What is a sea turtle tracking tag?
Simply put, it’s a small piece of electronics with an antenna and a battery that goes into a waterproof enclosure and is glued on the carapace of a sea turtle. Whenever the turtle surfaces to breathe, the tag wakes up and captures signals from navigation satellites that orbit the Earth (think of GPS). Once we get the tag back, we do some maths to discover where the turtle spent the past weeks.
Why do people want to track sea turtles?
Nearly all sea turtle species are endangered. Marine pollution, fishing, poaching, and climate change have all led a reduction in their numbers. If we know where they go when they are not at the beach, we can better protect these areas and help populations to survive. (Arguably, protecting them from climate change is a bit trickier…)
What is your role?
I develop the hardware and the software for the tags, but it is not just me: I work with Professor Alex Rogers and in the past I worked with Amanda Matthes, another DPhil student.
Why did you choose this subject for your DPhil?
Existing turtle tags can cost several thousand US Dollars each, making them inaccessible to many wildlife conservationists, this is partially due to expensive electronics. In contrast, we have developed a tag design that is low-cost, highly energy-efficient and will be fully open sourced. In addition, the tag needs only twelve milliseconds of satellite data to resolve a position fix, allowing us to locate a turtle that surfaces only very briefly.
How is the project going?
In summer 2021, working with a local conservation organisation, we had the chance to deploy the first version of our tags on sea turtles in Cabo Verde. Since then, we have open-sourced a general-purpose version of our tracking tags, distributing more than 100 to interested conservationists and researchers for different kinds of animal tracking projects around the world, ranging from sea birds to venomous snakes.
What comes next?
We are planning to work with several collaborators on more joint deployments this summer, including updated versions of our turtle tag.
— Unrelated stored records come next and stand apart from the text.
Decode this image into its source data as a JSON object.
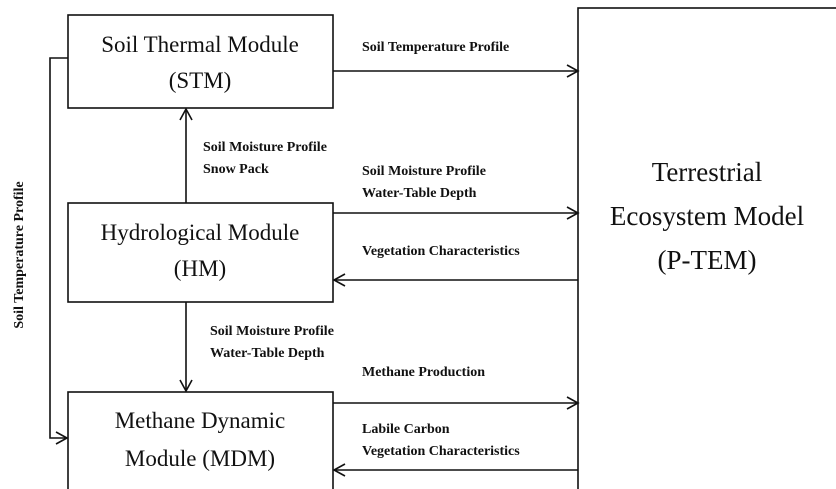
{
  "nodes": [
    {
      "lines": [
        "Soil Thermal Module",
        "(STM)"
      ]
    },
    {
      "lines": [
        "Hydrological Module",
        "(HM)"
      ]
    },
    {
      "lines": [
        "Methane Dynamic",
        "Module (MDM)"
      ]
    },
    {
      "lines": [
        "Terrestrial",
        "Ecosystem Model",
        "(P-TEM)"
      ]
    }
  ],
  "edges": [
    {
      "lines": [
        "Soil Temperature Profile"
      ]
    },
    {
      "lines": [
        "Soil Moisture Profile",
        "Snow Pack"
      ]
    },
    {
      "lines": [
        "Soil Moisture Profile",
        "Water-Table Depth"
      ]
    },
    {
      "lines": [
        "Vegetation Characteristics"
      ]
    },
    {
      "lines": [
        "Soil Moisture Profile",
        "Water-Table Depth"
      ]
    },
    {
      "lines": [
        "Methane Production"
      ]
    },
    {
      "lines": [
        "Labile Carbon",
        "Vegetation Characteristics"
      ]
    },
    {
      "lines": [
        "Soil Temperature Profile"
      ]
    }
  ]
}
On a personal level, I also need to find a position after finishing my DPhil in autumn, ideally working at the intersection of software and hardware and maybe even on wildlife conservation technology and open hardware and software.
How did Kellogg College support you?
Recently, I received support from a Kellogg Travel Grant, and I also hope to benefit from a Kellogg Research Grant later this year. Also, Kellogg’s tables in the quad are great for assembling and testing sea turtle tags! I am glad to be part of a college where you are allowed to step on the grass.